Taking an HIV test may also result in testers reducing their sexual risk behaviors. The present study also used cross-sectional surveys of crack users recruited through respondent driven sampling to assess the effects of Encuentro components on HIV risk among crack users in the community. Participants did not have to participate in any intervention components as surveys were designed to discover the reach of the intervention into the community and community-level effects of the intervention on HIV risk. Participants who reported taking an HIV test in a community location or receiving a coupon and taking an HIV test (i.e. participating in the Social Network HIV testing intervention), as well as those who reported exposure to more than one Encuentro component, also reported reductions in condomless sex compared to those who received no intervention. However, the small group intervention did not reduce sexual risk behaviors on its own if participants did not also engage in HIV testing. Thus, small group interventions may work best by reinforcing the importance of HIV testing among a high-risk group of crack users which, in turn, may reduce sexual risk behaviors.

Project Encuentro is one of the first interventions shown to reduce sexual risk behaviors and increase HIV testing among crack users in a lower middle-income country (LMIC). Stimulant users, particularly in LMICs, have been neglected in HIV prevention interventions. In part, this is due to limited surveillance of stimulant users as an HIV risk group. Risk groups in surveillance are categorized according to the probable mode of transmission, e.g. injection drug use, men who have sex with men or participation in commercial sex work. Crack use carries no direct risk of HIV transmission, but as many studies have indicated, many crack users engage in sex work or direct sex for crack exchanges to support their crack habits [23,24,25,26,27], and many are victims of sexual assault [10, 28]. Our previous research showed an HIV prevalence rate of 5% among crack users, a rate similar to that found in the present study. Our study showed that it is feasible to conduct an HIV prevention intervention among crack users in LMICs and reduce their sexual risk. Our research also suggests that having multiple components can help in continuing to engage the community over time and sustain positive effects beyond those who directly receive the intervention.

Limitations

The present study has limitations that should be considered in interpreting results. First, we used an interrupted time series analysis measuring the effects of the introduction of the last component on monthly testing results. This does not allow us to eliminate other potential causes for the increase in testing after small group interventions. A cluster randomized trial by community may partially resolve this problem. However, differences between communities and events that may have occurred within them during the study period would not completely eliminate the influence of other causes for the increase in HIV testing.
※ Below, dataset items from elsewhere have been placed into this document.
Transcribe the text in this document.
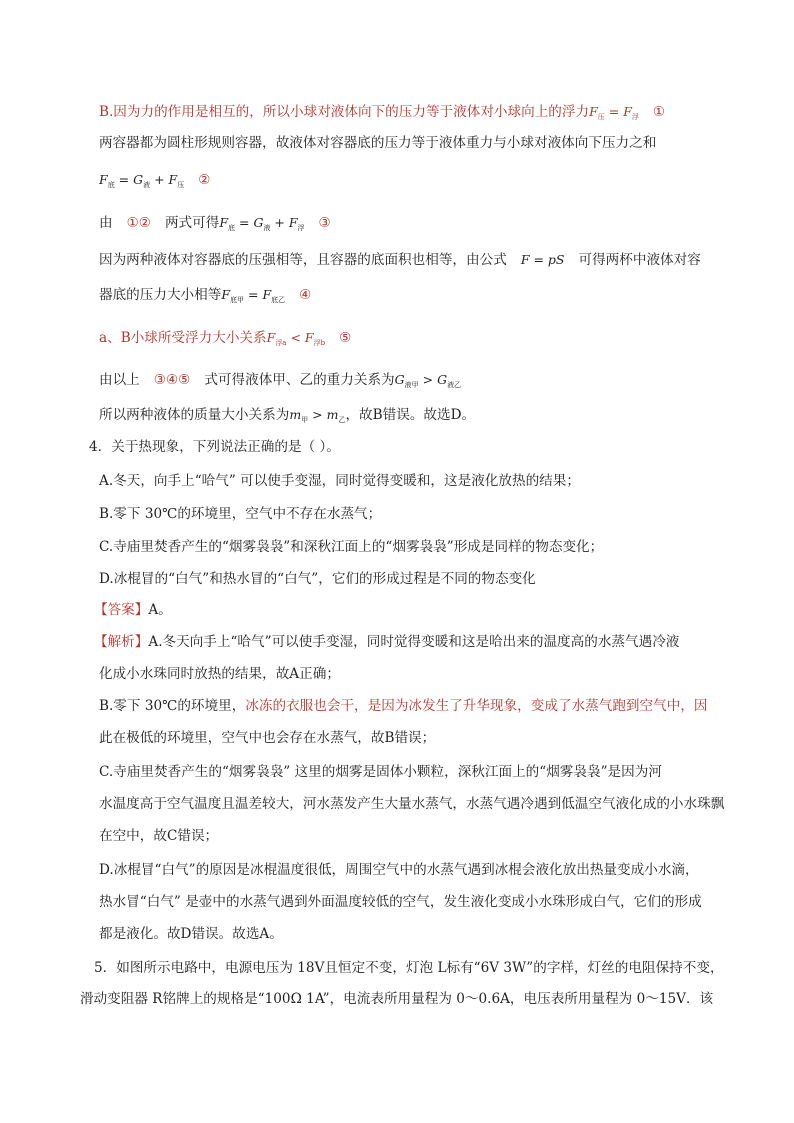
B.因为力的作用是相互的，所以小球对液体向下的压力等于液体对小球向上的浮力$F_压 = F_浮$ ①
两容器都为圆柱形规则容器，故液体对容器底的压力等于液体重力与小球对液体向下压力之和
$F_底 = G_液 + F_压$ ②
由 ①② 两式可得$F_底 = G_液 + F_浮$ ③
因为两种液体对容器底的压强相等，且容器的底面积也相等，由公式 F = pS 可得两杯中液体对容
器底的压力大小相等$F_{底甲} = F_{底乙}$ ④
a、B小球所受浮力大小关系$F_{浮a} < F_{浮b}$ ⑤
由以上 ③④⑤ 式可得液体甲、乙的重力关系为$G_{液甲} > G_{液乙}$
所以两种液体的质量大小关系为$m_甲 > m_乙$，故B错误。故选D。
4．关于热现象，下列说法正确的是（ ）。
A.冬天，向手上“哈气” 可以使手变湿，同时觉得变暖和，这是液化放热的结果；
B.零下 30℃的环境里，空气中不存在水蒸气；
C.寺庙里焚香产生的“烟雾袅袅”和深秋江面上的“烟雾袅袅”形成是同样的物态变化；
D.冰棍冒的“白气”和热水冒的“白气”，它们的形成过程是不同的物态变化
【答案】A。
【解析】A.冬天向手上“哈气”可以使手变湿，同时觉得变暖和这是哈出来的温度高的水蒸气遇冷液
化成小水珠同时放热的结果，故A正确；
B.零下 30℃的环境里，冰冻的衣服也会干，是因为冰发生了升华现象，变成了水蒸气跑到空气中，因
此在极低的环境里，空气中也会存在水蒸气，故B错误；
C.寺庙里焚香产生的“烟雾袅袅” 这里的烟雾是固体小颗粒，深秋江面上的“烟雾袅袅”是因为河
水温度高于空气温度且温差较大，河水蒸发产生大量水蒸气，水蒸气遇冷遇到低温空气液化成的小水珠飘
在空中，故C错误；
D.冰棍冒“白气”的原因是冰棍温度很低，周围空气中的水蒸气遇到冰棍会液化放出热量变成小水滴，
热水冒“白气” 是壶中的水蒸气遇到外面温度较低的空气，发生液化变成小水珠形成白气，它们的形成
都是液化。故D错误。故选A。
5．如图所示电路中，电源电压为 18V且恒定不变，灯泡 L标有“6V 3W”的字样，灯丝的电阻保持不变，
滑动变阻器 R铭牌上的规格是“100Ω 1A”，电流表所用量程为 0～0.6A，电压表所用量程为 0～15V．该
However, in cross-sectional surveys we measured exposure to non-Encuentro HIV prevention interventions and HIV testing at locations other than the community sites found limited exposure to these.

An additional limitation was the necessity to stop small group interventions during cross-sectional surveys due to space and personnel limitations. Ideally, we would have continued small group intervention cycles without interruption once they were introduced. If we had been able to do this, we may have seen a stronger and more consistent effect on monthly HIV testing rates.